Но было ясно, что она не поправится никогда. Когда мы жили в деревянном доме, я услышала, как-то спускаясь по лестнице, обрывки твоего разговора с пани Цехной.
— Вы живете, как муж с женой, — говорила она. — А что будет, когда вернется Марыся?
Я с напряжением ждала.
— Когда ты хочешь, чтобы я привез этот овес? — ответил ты вопросом на вопрос и словно положил мне руку на сердце.
«Когда ты хочешь, чтобы я привез этот овес», — звучало как самое прекрасное признание в любви. Ни перед кем ты не хотел объясняться. Может, только перед Марысей… Эта роль выпала мне. Я должна была ей рассказать, кто я и что делаю в ее доме. К счастью, не пришлось объясняться относительно одежды — к тому времени у меня была своя.
В течение этого полугода ты часто куда-то уезжал. А когда был дома, постоянно приходили разные люди. Хотя ты не посвящал меня в свои дела, я знала, что состоишь в подпольной организации. И не могла ни вмешаться, ни даже признаться, что открыла правду. По радио стали появляться сообщения о борьбе с контрреволюцией, о бандитах из подполья. Я боялась. Каждая наша ночь была как подарок. Я дотрагивалась до тебя с волнением и благодарностью, что ты есть. Твоя необыкновенная мужская красота приводила меня в постоянное восхищение. Если бы могла, то все время смотрела бы на тебя. Все время, не отрываясь. Одновременно я поражалась моим чувствам. Для меня существовало нечто такое, подобное феномену жизни, феномену музыки и феномену любви. А значит, и ты становился чем-то особенным, необыкновенным, так как был моей любовью…
В конце июля сорок пятого года, вернувшись после трехдневной отлучки, ты сказал, что мы будем потихоньку переезжать в Варшаву. Наша квартира на улице Новаковского уцелела, но, к сожалению, там уже жили две семьи. Для нас оставалась пара комнат, кухня должна была быть общей. Когда мы уже лежали в постели, ты твердо произнес:
— Мы проиграли войну, Кристина, нам будет тяжело, но мы должны жить. Хотя бы для себя.
Твои руки обнимали меня так, словно я стала твоей единственной опорой. Я видела над собой твое лицо, глаза. Ты настолько стремительно хотел мной овладеть, что меня охватило беспокойство. Я целиком принадлежала тебе. Но сейчас ты искал спасения в моем нагом теле. Но это могло дать лишь минутное наслаждение, а силы для выживания должен был найти в самом себе.
— Ты врач, — тихо прошептала я, когда мы лежали рядом. — Ты обязан лечить людей, вне зависимости от строя.
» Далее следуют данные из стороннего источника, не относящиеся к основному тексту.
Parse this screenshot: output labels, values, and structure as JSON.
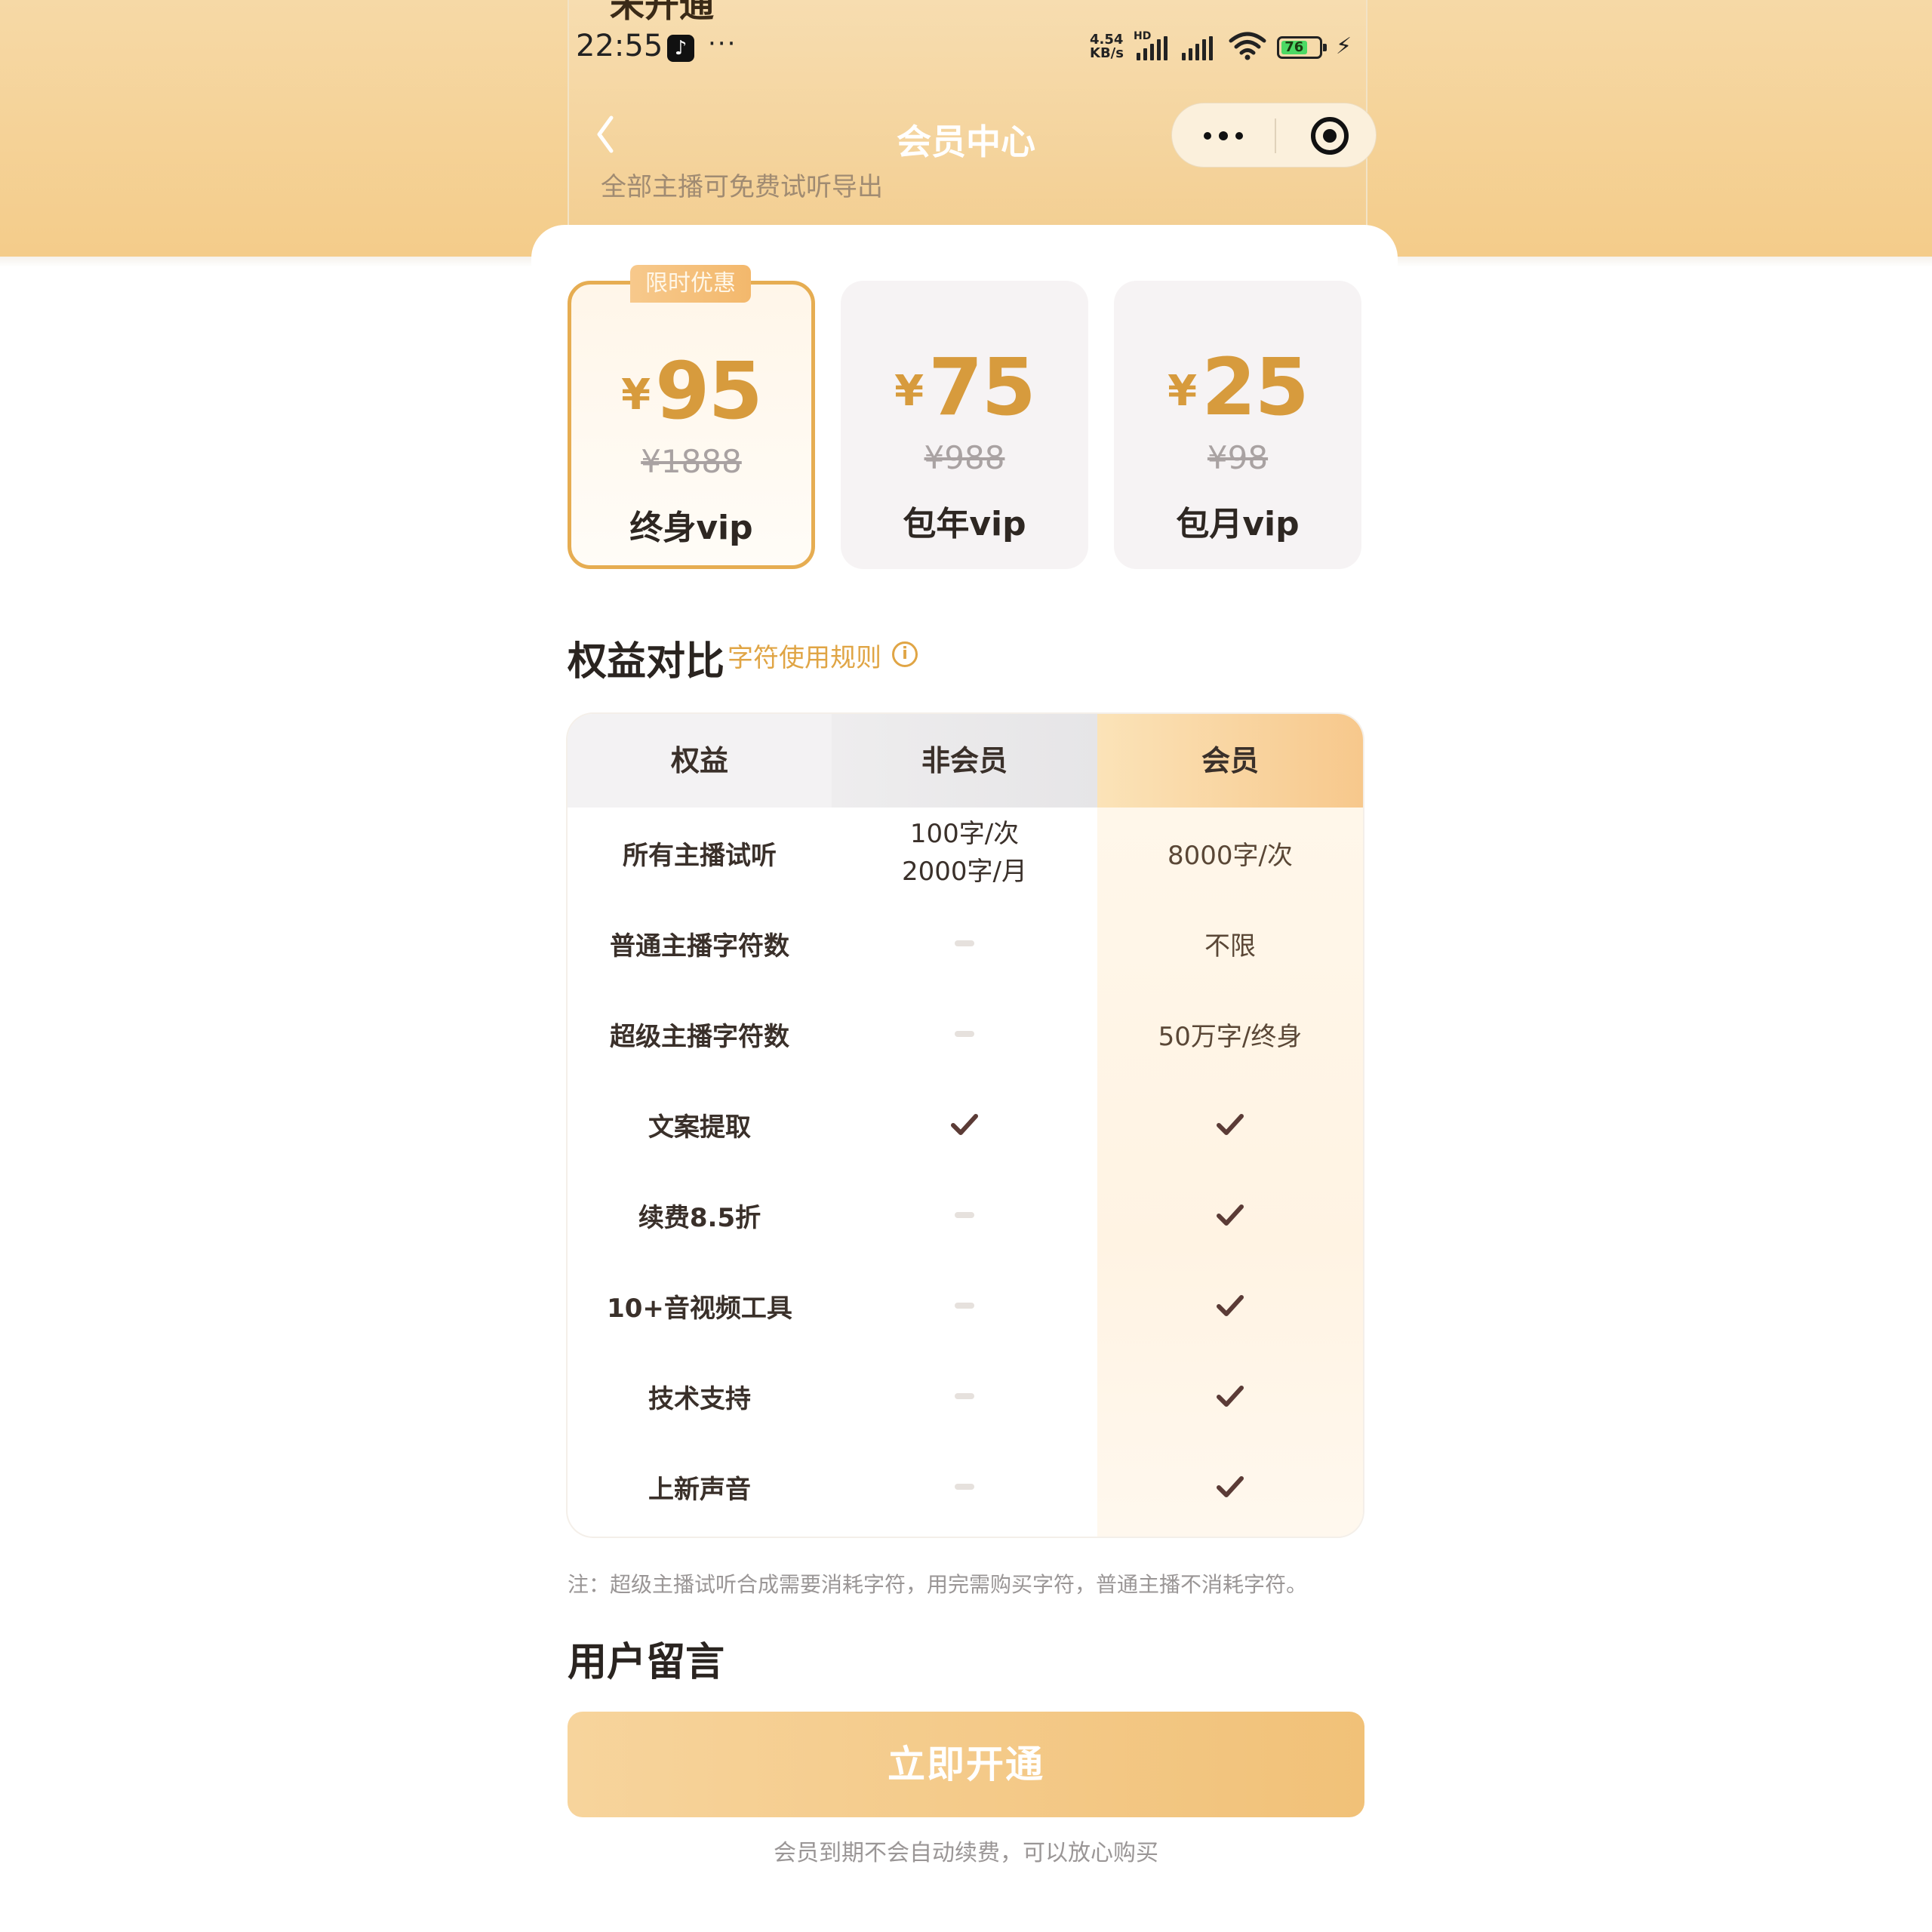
{
  "top_headline": "未开通",
  "status_bar": {
    "time": "22:55",
    "more": "···",
    "net_speed_value": "4.54",
    "net_speed_unit": "KB/s",
    "hd": "HD",
    "battery": "76"
  },
  "nav": {
    "title": "会员中心",
    "subtitle": "全部主播可免费试听导出"
  },
  "plans": [
    {
      "badge": "限时优惠",
      "currency": "¥",
      "price": "95",
      "original": "¥1888",
      "name": "终身vip",
      "selected": true
    },
    {
      "currency": "¥",
      "price": "75",
      "original": "¥988",
      "name": "包年vip",
      "selected": false
    },
    {
      "currency": "¥",
      "price": "25",
      "original": "¥98",
      "name": "包月vip",
      "selected": false
    }
  ],
  "benefits_section": {
    "title": "权益对比",
    "rules_link": "字符使用规则"
  },
  "table": {
    "headers": [
      "权益",
      "非会员",
      "会员"
    ],
    "rows": [
      {
        "feature": "所有主播试听",
        "non_member": [
          "100字/次",
          "2000字/月"
        ],
        "member": "8000字/次"
      },
      {
        "feature": "普通主播字符数",
        "non_member": "dash",
        "member": "不限"
      },
      {
        "feature": "超级主播字符数",
        "non_member": "dash",
        "member": "50万字/终身"
      },
      {
        "feature": "文案提取",
        "non_member": "check",
        "member": "check"
      },
      {
        "feature": "续费8.5折",
        "non_member": "dash",
        "member": "check"
      },
      {
        "feature": "10+音视频工具",
        "non_member": "dash",
        "member": "check"
      },
      {
        "feature": "技术支持",
        "non_member": "dash",
        "member": "check"
      },
      {
        "feature": "上新声音",
        "non_member": "dash",
        "member": "check"
      }
    ]
  },
  "note": "注：超级主播试听合成需要消耗字符，用完需购买字符，普通主播不消耗字符。",
  "comments_section": {
    "title": "用户留言"
  },
  "cta": {
    "label": "立即开通",
    "footnote": "会员到期不会自动续费，可以放心购买"
  },
  "colors": {
    "accent_gold": "#d79b3d",
    "selected_border": "#e6ad52",
    "check": "#5b3b36",
    "cta_gradient_start": "#f7d49c",
    "cta_gradient_end": "#f1c178"
  }
}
— Думаешь, мне разрешат? — услышала я.
Ты потянулся за сигаретами, меня снова кольнул этот жест. Я никогда не говорила тебе, но, когда ты закуривал после наших занятий любовью, ко мне возвращался старый страх. Страх за тот вопрос, который ты мне в свое время не задал… Вопрос, который всегда стоял между нами. И все же считаю, что лучше — молчание. Если уж я все равно не могу сказать тебе правду. Эта правда после семи лет стала другой. И мое гетто теперь другое. И я иначе вижу себя прошлую. Вижу ее изнутри. В последнем письме я писала о себе «та», и это являлось как бы своеобразной защитой. Может быть, теперь стала больше понимать ту девушку, почти что ребенка, которая отважилась на подобное решение. И на нее, и на отца я смотрю с некоторого расстояния. Видишь, я написала «на нее» вместо «на себя», но ведь прошло семь лет.
И мне их жаль, и эта жалость, наверное, моя боль.
Теперь уже не думаю, что это я убила отца. Его убило гетто. Мы не смогли найти выход из ситуации, которая оказалась сильнее нас обоих. Отец мучился, будучи не в состоянии меня уберечь, а я чувствовала, что не могу уберечь его. Но все же то решение — идти за отцом — было спасением. Если бы осталась с матерью, то после его смерти не смогла бы жить. Я это знаю. Я чувствую это. Мы были с ним рядом до конца, только в ту минуту, когда он умирал, эсэсовец держал в своих объятиях мое тело. Звучит ужасно, но в действительности выглядело не совсем так. Это были отношения палач — жертва, однако роли поменялись, и я стала его палачом. Тот человек по-настоящему мучился. Я видела в его глазах растерянность и боль. Думаю, он влюбился в мою невинность, которая была для него чем-то неизведанным. Тело женщины, конечно, наиболее совершенно, однако его есть с чем сравнивать. Моя чистота была исключительна. Он желал ею обладать, только он один, но не мог ею овладеть. И чем больше старался, тем больше она была для него недосягаема. Он мог ее только уничтожить, но для этого требовалась смелость, а он, по существу, был трусом.